Now CPU usage high alerts are categorized to TWO different scenarios, First scenario: where we have high CPU usage due to high rate of mds requests coming in: Solution: at this point we need to scale horizontally Second section: where we have only CPU usage high: Solution: at this point we need to add more resources to the existing mds pods, thus scaling vertically. Signed-off-by: Arun Kumar Mohan <[email protected]>
red-hat-storage · Nov 14, 2024 · 377ceb8 · 377ceb8
1 parent 201c936
commit 377ceb8
Showing 1 changed file with 10 additions and 4 deletions.
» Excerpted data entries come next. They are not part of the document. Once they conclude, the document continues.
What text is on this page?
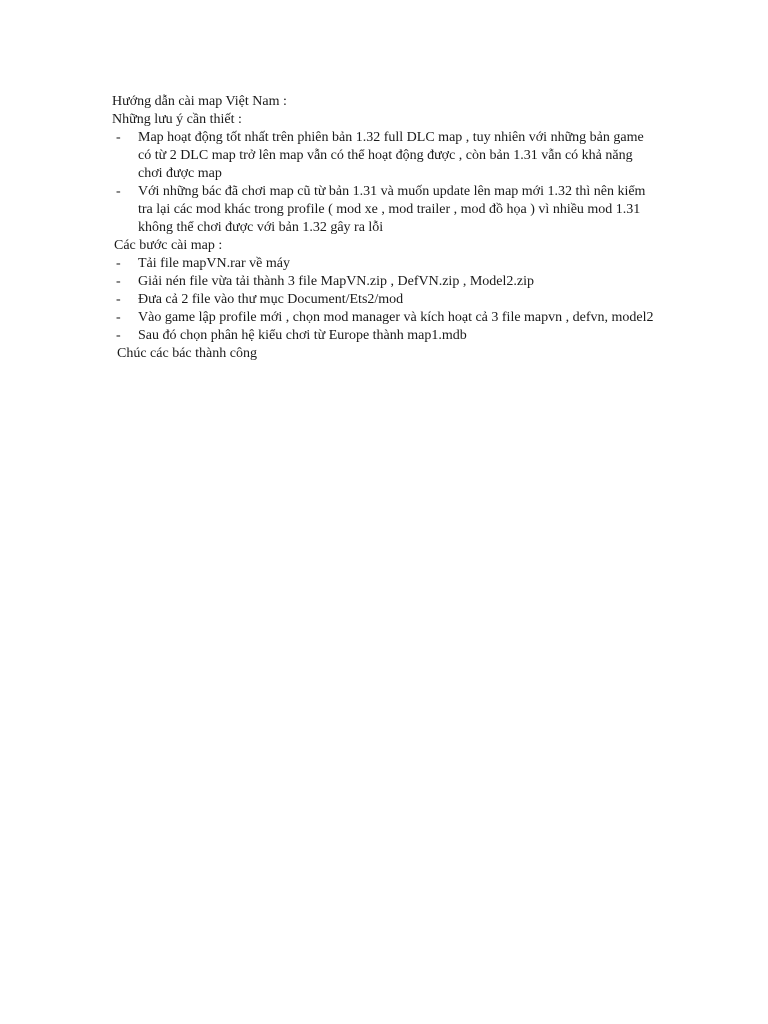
Hướng dẫn cài map Việt Nam :

Những lưu ý cần thiết :

- Map hoạt động tốt nhất trên phiên bản 1.32 full DLC map , tuy nhiên với những bản game có từ 2 DLC map trở lên map vẫn có thể hoạt động được , còn bản 1.31 vẫn có khả năng chơi được map
- Với những bác đã chơi map cũ từ bản 1.31 và muốn update lên map mới 1.32 thì nên kiểm tra lại các mod khác trong profile ( mod xe , mod trailer , mod đồ họa ) vì nhiều mod 1.31 không thể chơi được với bản 1.32 gây ra lỗi

Các bước cài map :

- Tải file mapVN.rar về máy
- Giải nén file vừa tải thành 3 file MapVN.zip , DefVN.zip , Model2.zip
- Đưa cả 2 file vào thư mục Document/Ets2/mod
- Vào game lập profile mới , chọn mod manager và kích hoạt cả 3 file mapvn , defvn, model2
- Sau đó chọn phân hệ kiểu chơi từ Europe thành map1.mdb

Chúc các bác thành công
diff --git a/metrics/deploy/prometheus-ocs-rules.yaml b/metrics/deploy/prometheus-ocs-rules.yaml
@@ -407,13 +407,19 @@ spec:
     - alert: MDSCPUUsageHigh
       annotations:
         description: |-
-          Ceph metadata server pod ({{ $labels.pod }}) has high cpu usage.
-          Please consider increasing the CPU request for the {{ $labels.pod }} pod as described in the runbook.
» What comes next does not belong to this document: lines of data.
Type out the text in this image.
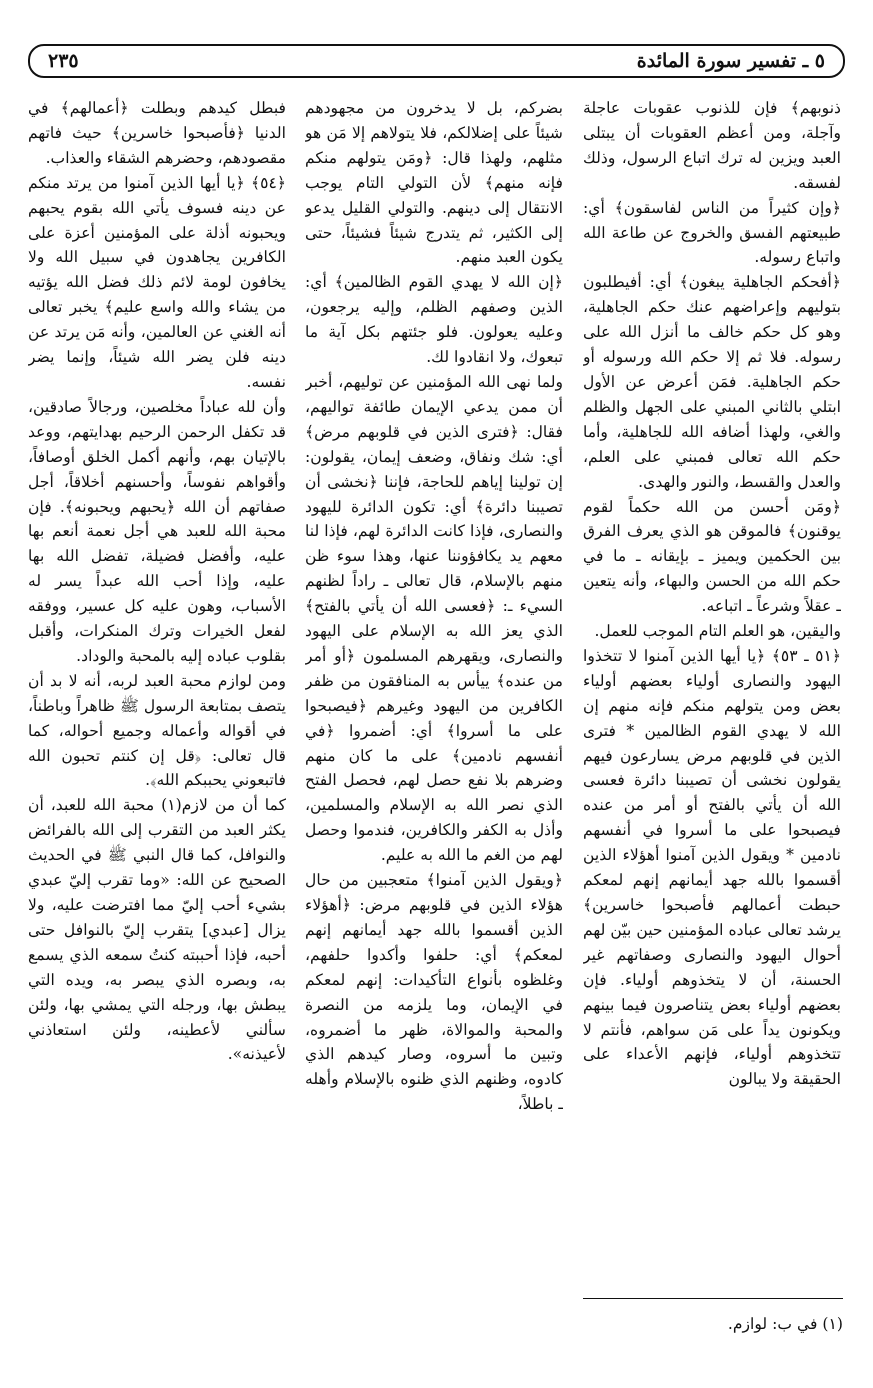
٥ ـ تفسير سورة المائدة
٢٣٥

ذنوبهم﴾ فإن للذنوب عقوبات عاجلة وآجلة، ومن أعظم العقوبات أن يبتلى العبد ويزين له ترك اتباع الرسول، وذلك لفسقه.

﴿وإن كثيراً من الناس لفاسقون﴾ أي: طبيعتهم الفسق والخروج عن طاعة الله واتباع رسوله.

﴿أفحكم الجاهلية يبغون﴾ أي: أفيطلبون بتوليهم وإعراضهم عنك حكم الجاهلية، وهو كل حكم خالف ما أنزل الله على رسوله. فلا ثم إلا حكم الله ورسوله أو حكم الجاهلية. فمَن أعرض عن الأول ابتلي بالثاني المبني على الجهل والظلم والغي، ولهذا أضافه الله للجاهلية، وأما حكم الله تعالى فمبني على العلم، والعدل والقسط، والنور والهدى.

﴿ومَن أحسن من الله حكماً لقوم يوقنون﴾ فالموقن هو الذي يعرف الفرق بين الحكمين ويميز ـ بإيقانه ـ ما في حكم الله من الحسن والبهاء، وأنه يتعين ـ عقلاً وشرعاً ـ اتباعه.

واليقين، هو العلم التام الموجب للعمل.

﴿٥١ ـ ٥٣﴾ ﴿يا أيها الذين آمنوا لا تتخذوا اليهود والنصارى أولياء بعضهم أولياء بعض ومن يتولهم منكم فإنه منهم إن الله لا يهدي القوم الظالمين * فترى الذين في قلوبهم مرض يسارعون فيهم يقولون نخشى أن تصيبنا دائرة فعسى الله أن يأتي بالفتح أو أمر من عنده فيصبحوا على ما أسروا في أنفسهم نادمين * ويقول الذين آمنوا أهؤلاء الذين أقسموا بالله جهد أيمانهم إنهم لمعكم حبطت أعمالهم فأصبحوا خاسرين﴾ يرشد تعالى عباده المؤمنين حين بيّن لهم أحوال اليهود والنصارى وصفاتهم غير الحسنة، أن لا يتخذوهم أولياء. فإن بعضهم أولياء بعض يتناصرون فيما بينهم ويكونون يداً على مَن سواهم، فأنتم لا تتخذوهم أولياء، فإنهم الأعداء على الحقيقة ولا يبالون

بضركم، بل لا يدخرون من مجهودهم شيئاً على إضلالكم، فلا يتولاهم إلا مَن هو مثلهم، ولهذا قال: ﴿ومَن يتولهم منكم فإنه منهم﴾ لأن التولي التام يوجب الانتقال إلى دينهم. والتولي القليل يدعو إلى الكثير، ثم يتدرج شيئاً فشيئاً، حتى يكون العبد منهم.

﴿إن الله لا يهدي القوم الظالمين﴾ أي: الذين وصفهم الظلم، وإليه يرجعون، وعليه يعولون. فلو جئتهم بكل آية ما تبعوك، ولا انقادوا لك.

ولما نهى الله المؤمنين عن توليهم، أخبر أن ممن يدعي الإيمان طائفة تواليهم، فقال: ﴿فترى الذين في قلوبهم مرض﴾ أي: شك ونفاق، وضعف إيمان، يقولون: إن تولينا إياهم للحاجة، فإننا ﴿نخشى أن تصيبنا دائرة﴾ أي: تكون الدائرة لليهود والنصارى، فإذا كانت الدائرة لهم، فإذا لنا معهم يد يكافؤوننا عنها، وهذا سوء ظن منهم بالإسلام، قال تعالى ـ راداً لظنهم السيء ـ: ﴿فعسى الله أن يأتي بالفتح﴾ الذي يعز الله به الإسلام على اليهود والنصارى، ويقهرهم المسلمون ﴿أو أمر من عنده﴾ ييأس به المنافقون من ظفر الكافرين من اليهود وغيرهم ﴿فيصبحوا على ما أسروا﴾ أي: أضمروا ﴿في أنفسهم نادمين﴾ على ما كان منهم وضرهم بلا نفع حصل لهم، فحصل الفتح الذي نصر الله به الإسلام والمسلمين، وأذل به الكفر والكافرين، فندموا وحصل لهم من الغم ما الله به عليم.

﴿ويقول الذين آمنوا﴾ متعجبين من حال هؤلاء الذين في قلوبهم مرض: ﴿أهؤلاء الذين أقسموا بالله جهد أيمانهم إنهم لمعكم﴾ أي: حلفوا وأكدوا حلفهم، وغلظوه بأنواع التأكيدات: إنهم لمعكم في الإيمان، وما يلزمه من النصرة والمحبة والموالاة، ظهر ما أضمروه، وتبين ما أسروه، وصار كيدهم الذي كادوه، وظنهم الذي ظنوه بالإسلام وأهله ـ باطلاً،

فبطل كيدهم وبطلت ﴿أعمالهم﴾ في الدنيا ﴿فأصبحوا خاسرين﴾ حيث فاتهم مقصودهم، وحضرهم الشقاء والعذاب.

﴿٥٤﴾ ﴿يا أيها الذين آمنوا من يرتد منكم عن دينه فسوف يأتي الله بقوم يحبهم ويحبونه أذلة على المؤمنين أعزة على الكافرين يجاهدون في سبيل الله ولا يخافون لومة لائم ذلك فضل الله يؤتيه من يشاء والله واسع عليم﴾ يخبر تعالى أنه الغني عن العالمين، وأنه مَن يرتد عن دينه فلن يضر الله شيئاً، وإنما يضر نفسه.

وأن لله عباداً مخلصين، ورجالاً صادقين، قد تكفل الرحمن الرحيم بهدايتهم، ووعد بالإتيان بهم، وأنهم أكمل الخلق أوصافاً، وأقواهم نفوساً، وأحسنهم أخلاقاً، أجل صفاتهم أن الله ﴿يحبهم ويحبونه﴾. فإن محبة الله للعبد هي أجل نعمة أنعم بها عليه، وأفضل فضيلة، تفضل الله بها عليه، وإذا أحب الله عبداً يسر له الأسباب، وهون عليه كل عسير، ووفقه لفعل الخيرات وترك المنكرات، وأقبل بقلوب عباده إليه بالمحبة والوداد.

ومن لوازم محبة العبد لربه، أنه لا بد أن يتصف بمتابعة الرسول ﷺ ظاهراً وباطناً، في أقواله وأعماله وجميع أحواله، كما قال تعالى: ﴿قل إن كنتم تحبون الله فاتبعوني يحببكم الله﴾.

كما أن من لازم(١) محبة الله للعبد، أن يكثر العبد من التقرب إلى الله بالفرائض والنوافل، كما قال النبي ﷺ في الحديث الصحيح عن الله: «وما تقرب إليّ عبدي بشيء أحب إليّ مما افترضت عليه، ولا يزال [عبدي] يتقرب إليّ بالنوافل حتى أحبه، فإذا أحببته كنتُ سمعه الذي يسمع به، وبصره الذي يبصر به، ويده التي يبطش بها، ورجله التي يمشي بها، ولئن سألني لأعطينه، ولئن استعاذني لأعيذنه».

(١) في ب: لوازم.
+          Ceph metadata server pod ({{ $labels.pod }}) has high cpu usage
+          {{if query "rate(ceph_mds_request[6h]) >= 1000"}} and cannot cope
+          up with the current rate of mds requests. Please consider Horizontal
+          scaling, by adding another MDS pod{{else}}. Please consider Vertical
+          scaling, by adding more resources to the existing MDS pod{{end}}.
+          Please see 'runbook_url' for more details.
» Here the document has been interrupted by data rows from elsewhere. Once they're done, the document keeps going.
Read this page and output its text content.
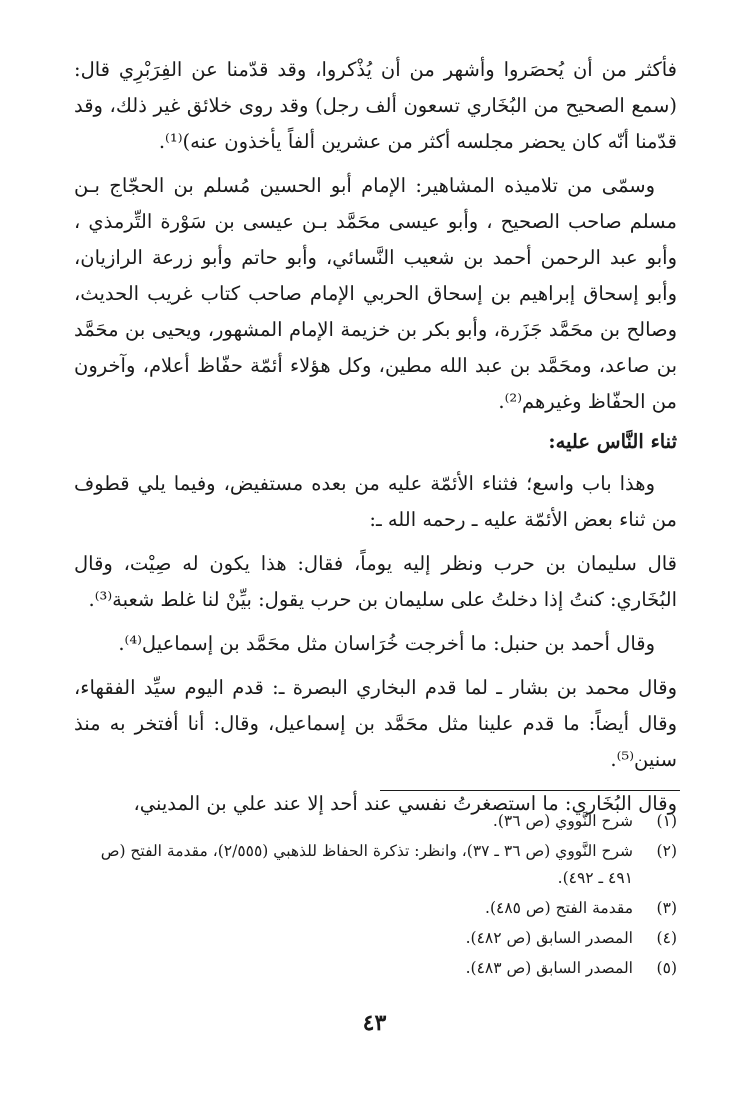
فأكثر من أن يُحصَروا وأشهر من أن يُذْكروا، وقد قدّمنا عن الفِرَبْرِي قال: (سمع الصحيح من البُخَاري تسعون ألف رجل) وقد روى خلائق غير ذلك، وقد قدّمنا أنّه كان يحضر مجلسه أكثر من عشرين ألفاً يأخذون عنه)⁽¹⁾.

وسمّى من تلاميذه المشاهير: الإمام أبو الحسين مُسلم بن الحجّاج بـن مسلم صاحب الصحيح ، وأبو عيسى محَمَّد بـن عيسى بن سَوْرة التِّرمذي ، وأبو عبد الرحمن أحمد بن شعيب النَّسائي، وأبو حاتم وأبو زرعة الرازيان، وأبو إسحاق إبراهيم بن إسحاق الحربي الإمام صاحب كتاب غريب الحديث، وصالح بن محَمَّد جَزَرة، وأبو بكر بن خزيمة الإمام المشهور، ويحيى بن محَمَّد بن صاعد، ومحَمَّد بن عبد الله مطين، وكل هؤلاء أئمّة حفّاظ أعلام، وآخرون من الحفّاظ وغيرهم⁽²⁾.

ثناء النَّاس عليه:

وهذا باب واسع؛ فثناء الأئمّة عليه من بعده مستفيض، وفيما يلي قطوف من ثناء بعض الأئمّة عليه ـ رحمه الله ـ:

قال سليمان بن حرب ونظر إليه يوماً، فقال: هذا يكون له صِيْت، وقال البُخَاري: كنتُ إذا دخلتُ على سليمان بن حرب يقول: بيِّنْ لنا غلط شعبة⁽³⁾.

وقال أحمد بن حنبل: ما أخرجت خُرَاسان مثل محَمَّد بن إسماعيل⁽⁴⁾.

وقال محمد بن بشار ـ لما قدم البخاري البصرة ـ: قدم اليوم سيِّد الفقهاء، وقال أيضاً: ما قدم علينا مثل محَمَّد بن إسماعيل، وقال: أنا أفتخر به منذ سنين⁽⁵⁾.

وقال البُخَاري: ما استصغرتُ نفسي عند أحد إلا عند علي بن المديني،

(١)
شرح النَّووي (ص ٣٦).
(٢)
شرح النَّووي (ص ٣٦ ـ ٣٧)، وانظر: تذكرة الحفاظ للذهبي (٢/٥٥٥)، مقدمة الفتح (ص ٤٩١ ـ ٤٩٢).
(٣)
مقدمة الفتح (ص ٤٨٥).
(٤)
المصدر السابق (ص ٤٨٢).
(٥)
المصدر السابق (ص ٤٨٣).
٤٣
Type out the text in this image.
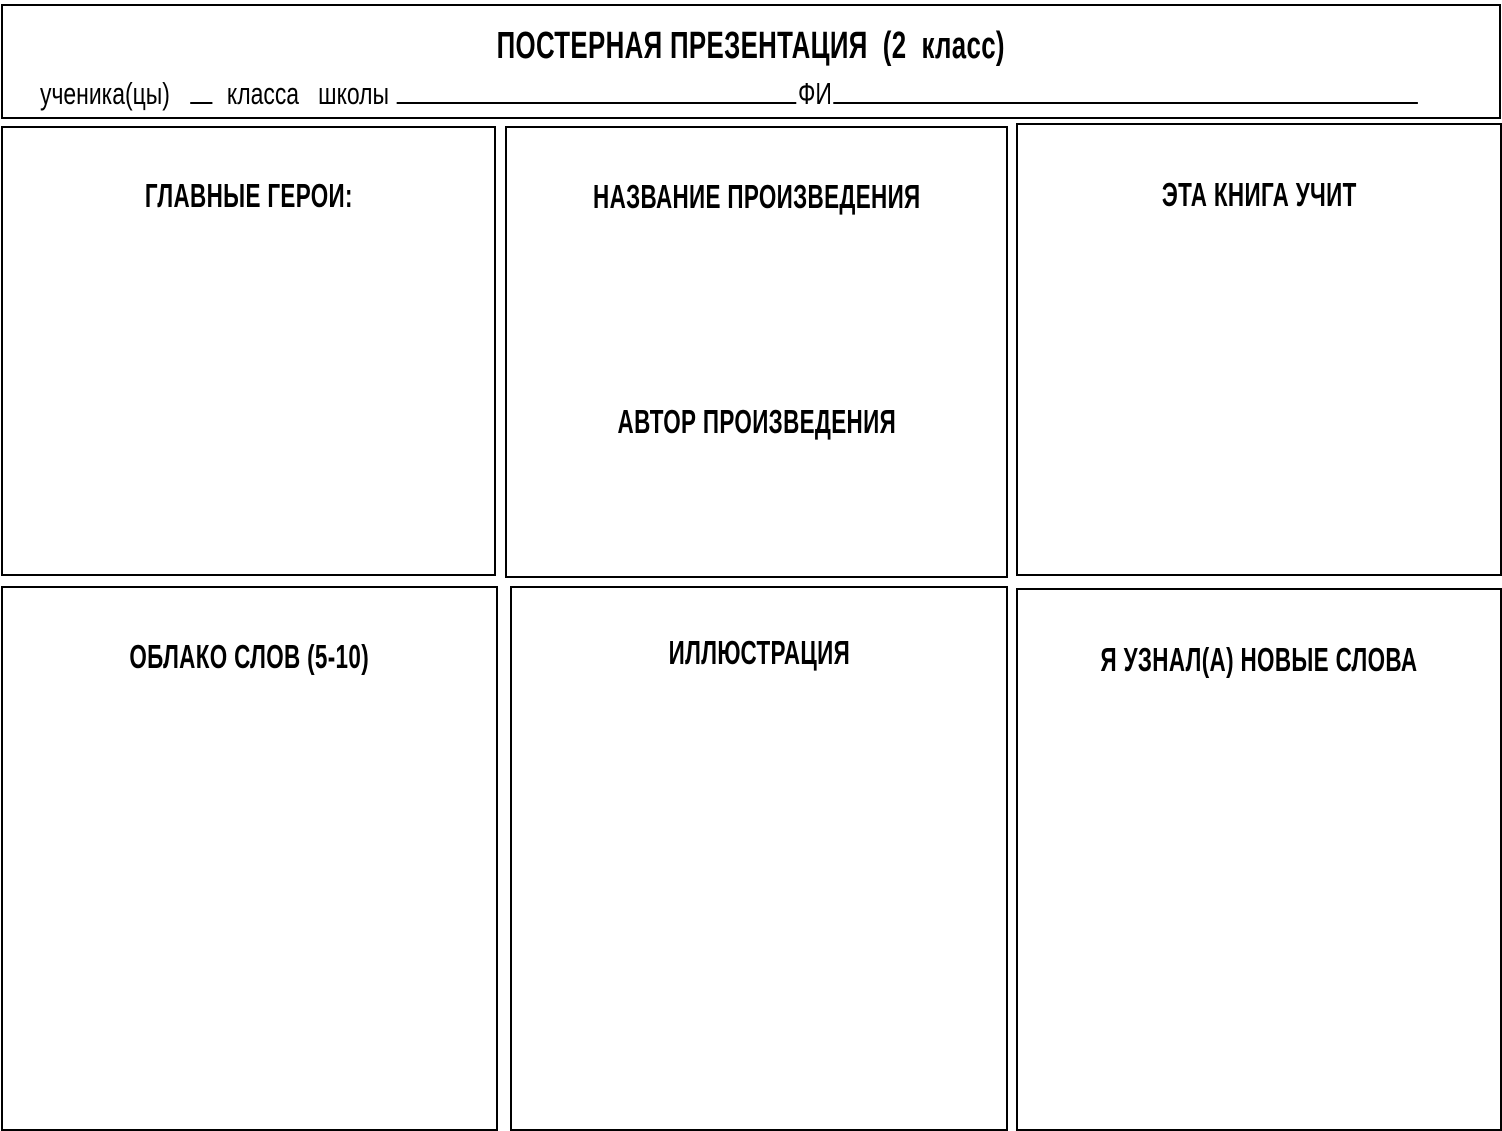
ПОСТЕРНАЯ ПРЕЗЕНТАЦИЯ  (2  класс)
ученика(цы) класса школы	ФИ
ГЛАВНЫЕ ГЕРОИ:	НАЗВАНИЕ ПРОИЗВЕДЕНИЯ
АВТОР ПРОИЗВЕДЕНИЯ
ЭТА КНИГА УЧИТ
ОБЛАКО СЛОВ (5-10)	ИЛЛЮСТРАЦИЯ	Я УЗНАЛ(А) НОВЫЕ СЛОВА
         message: Ceph metadata server pod ({{ $labels.pod }}) has high cpu usage
-        runbook_url: https://github.com/openshift/runbooks/blob/master/alerts/openshift-container-storage-operator/CephMdsCpuUsageHigh.md
+        runbook_url: '{{if query "rate(ceph_mds_request[6h]) >= 1000"}}https://github.com/openshift/runbooks/blob/master/alerts/openshift-container-storage-operator/CephMdsCpuUsageHighNeedsHorizontalScaling.md
+        {{else}}https://github.com/openshift/runbooks/blob/master/alerts/openshift-container-storage-operator/CephMdsCpuUsageHighNeedsVerticalScaling.md
+        {{end}}'
         severity_level: warning
       expr: |
-        pod:container_cpu_usage:sum{pod=~"rook-ceph-mds.*"}/ on(pod) kube_pod_resource_limit{resource='cpu',pod=~"rook-ceph-mds.*"} > 0.67
+        label_replace(pod:container_cpu_usage:sum{pod=~"rook-ceph-mds.*"}/ on(pod, namespace) kube_pod_resource_limit{resource='cpu',pod=~"rook-ceph-mds.*"}, "ceph_daemon", "mds.$1", "pod", "rook-ceph-mds-(.*)-(.*)") + on (ceph_daemon, namespace) group_left(managedBy) (0 * (ceph_mds_metadata ==1)) > 0.67
       for: 6h
       labels:
         severity: warning